Thursday, 27 February 2025

Broadband TV News: Netflix to surpass YouTube video revenue in 2025

Story from Broadband TV News:

Netflix is on track to surpass YouTube in total video revenue for the first time in 2025, according to new data from Omdia.

As of 2024, YouTube remains ahead, generating $42.5 billion, while Netflix recorded $39.2 billion. However, in 2025, Netflix is projected to overtake YouTube, reaching $46.2 billion, fuelled by $43.2 billion from subscriptions and $3.2 billion from advertising. YouTube, meanwhile, is expected to generate $45.6 billion, with $36 billion from advertising and $9.6 billion from YouTube Premium.

Netflix and Amazon have two very different business models. Netflix will have more than 340 million paying subscribers in 2025, with over 600 million users benefiting from its content.
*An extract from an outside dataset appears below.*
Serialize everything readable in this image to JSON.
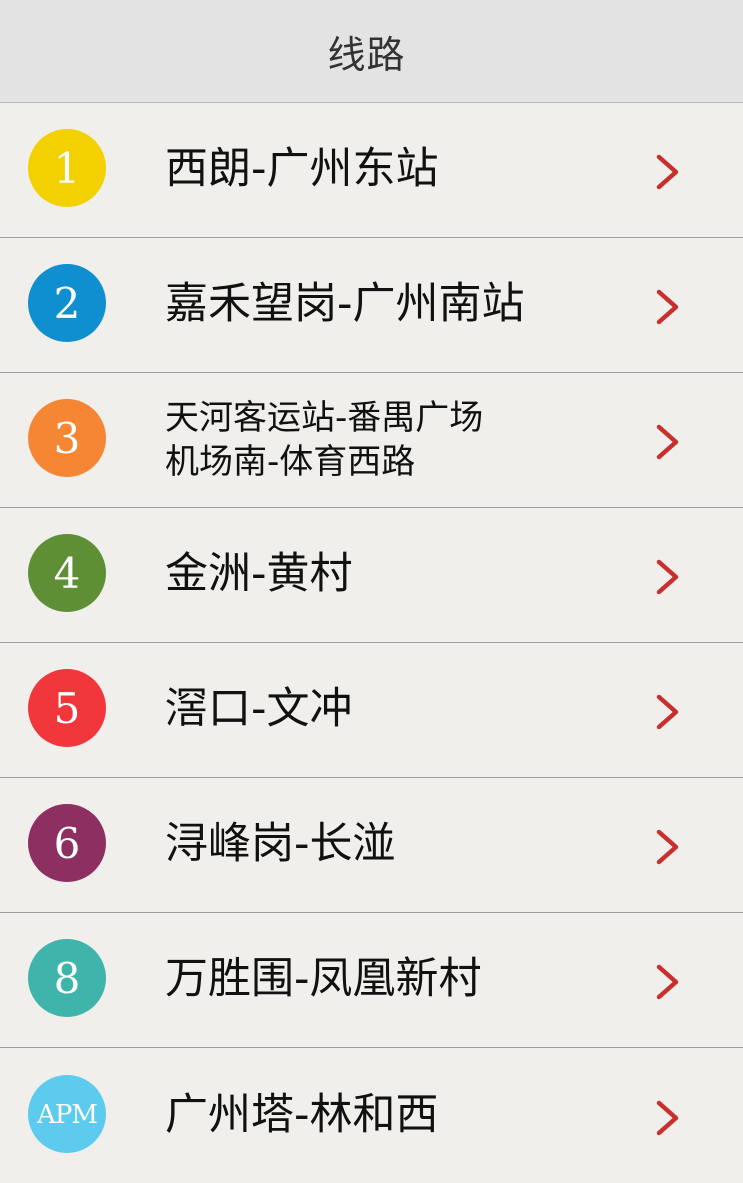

YouTube, however, reaches more than 2 billion users globally, using its massive scale to deliver both advertising and premium subscriptions.
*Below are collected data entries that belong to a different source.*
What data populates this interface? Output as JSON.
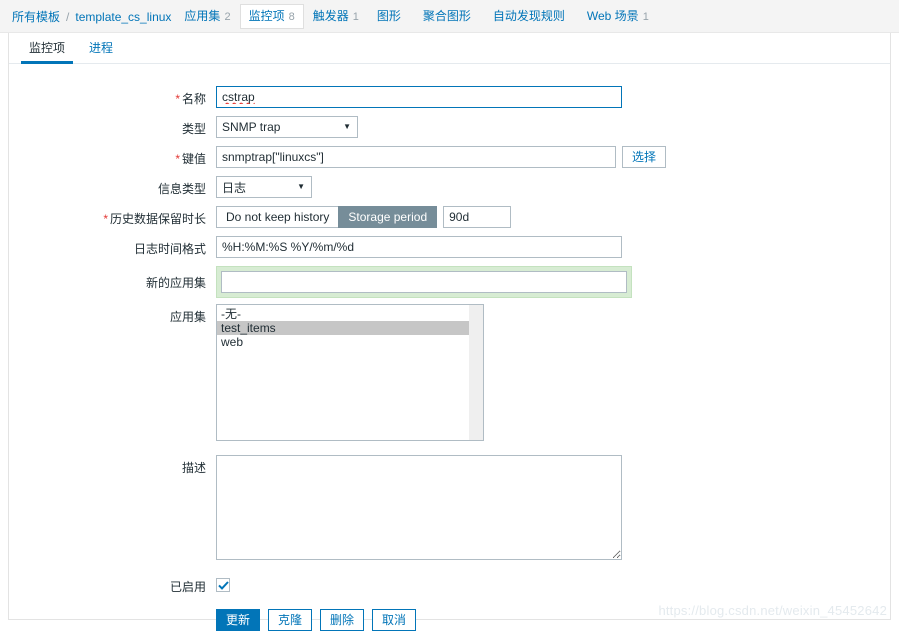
{
  "nav": {
    "breadcrumb": {
      "root": "所有模板",
      "separator": "/",
      "template": "template_cs_linux"
    },
    "items": [
      {
        "label": "应用集",
        "count": "2",
        "current": false
      },
      {
        "label": "监控项",
        "count": "8",
        "current": true
      },
      {
        "label": "触发器",
        "count": "1",
        "current": false
      },
      {
        "label": "图形",
        "count": "",
        "current": false
      },
      {
        "label": "聚合图形",
        "count": "",
        "current": false
      },
      {
        "label": "自动发现规则",
        "count": "",
        "current": false
      },
      {
        "label": "Web 场景",
        "count": "1",
        "current": false
      }
    ]
  },
  "tabs": [
    {
      "label": "监控项",
      "active": true
    },
    {
      "label": "进程",
      "active": false
    }
  ],
  "form": {
    "name": {
      "label": "名称",
      "required": true,
      "value": "cstrap",
      "placeholder": "",
      "focused": true
    },
    "type": {
      "label": "类型",
      "required": false,
      "value": "SNMP trap",
      "options": [
        "SNMP trap"
      ]
    },
    "key": {
      "label": "键值",
      "required": true,
      "value": "snmptrap[\"linuxcs\"]",
      "placeholder": "",
      "select_button": "选择"
    },
    "value_type": {
      "label": "信息类型",
      "required": false,
      "value": "日志",
      "options": [
        "日志"
      ]
    },
    "history": {
      "label": "历史数据保留时长",
      "required": true,
      "options": [
        "Do not keep history",
        "Storage period"
      ],
      "selected": "Storage period",
      "period_value": "90d"
    },
    "log_time_format": {
      "label": "日志时间格式",
      "required": false,
      "value": "%H:%M:%S %Y/%m/%d",
      "placeholder": ""
    },
    "new_application": {
      "label": "新的应用集",
      "required": false,
      "value": "",
      "placeholder": "",
      "highlight_color": "#d7ecd3"
    },
    "applications": {
      "label": "应用集",
      "options": [
        {
          "label": "-无-",
          "selected": false
        },
        {
          "label": "test_items",
          "selected": true
        },
        {
          "label": "web",
          "selected": false
        }
      ]
    },
    "description": {
      "label": "描述",
      "value": "",
      "placeholder": ""
    },
    "enabled": {
      "label": "已启用",
      "checked": true
    }
  },
  "actions": [
    {
      "label": "更新",
      "style": "primary"
    },
    {
      "label": "克隆",
      "style": "outline"
    },
    {
      "label": "删除",
      "style": "outline"
    },
    {
      "label": "取消",
      "style": "outline"
    }
  ],
  "watermark": "https://blog.csdn.net/weixin_45452642",
  "colors": {
    "accent": "#0275b8",
    "required": "#e33734",
    "segment_selected": "#768d99",
    "list_selected": "#c6c6c6",
    "header_bg": "#f4f4f4"
  }
}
“In markets like the US and the UK, there is significant overlap between audiences,” Maria Rua Aguete, Senior Research Director at Omdia told the Content London event. “In the US, 57% of YouTube users are also Netflix subscribers, while in the UK, that number rises to 67%. This dynamic presents opportunities for both platforms.”

While often positioned as rivals, YouTube and Netflix increasingly collaborate rather than compete. “I see more collaboration than competition between YouTube, Netflix, and other industry players,” Rua Aguete stated. “Streaming services, broadcasters, and platforms are working together through marketing partnerships, content distribution, and advertising deals.”

A key example is Netflix’s use of YouTubers to promote Squid Game, tapping into influencer-driven marketing to attract new subscribers. Meanwhile, YouTube is proving to be a powerful platform for premium content, outperforming FAST (Free Ad-Supported TV) services.

“At the end of 2024, YouTube generated seven times more revenue than FAST platforms—$42.5 billion versus $6 billion,” Rua Aguete explained. “Major studios are recognizing this potential. Warner Bros., for instance, recently released 37 full-length movies for free on YouTube, and we expect to see more partnerships of this nature.”

Looking ahead, YouTube is making a push for more TV-like content. “Large players can turn this situation to their advantage by entering favourable ad-share agreements or even selling some of the associated sponsorship and video directly,” Rua Aguete said.

Another key trend is the shift in YouTube consumption to Connected TV. “Viewers are watching YouTube on the big screen more than ever before,” Rua Aguete noted. “This changes the advertising game, making YouTube an even bigger player in premium video.”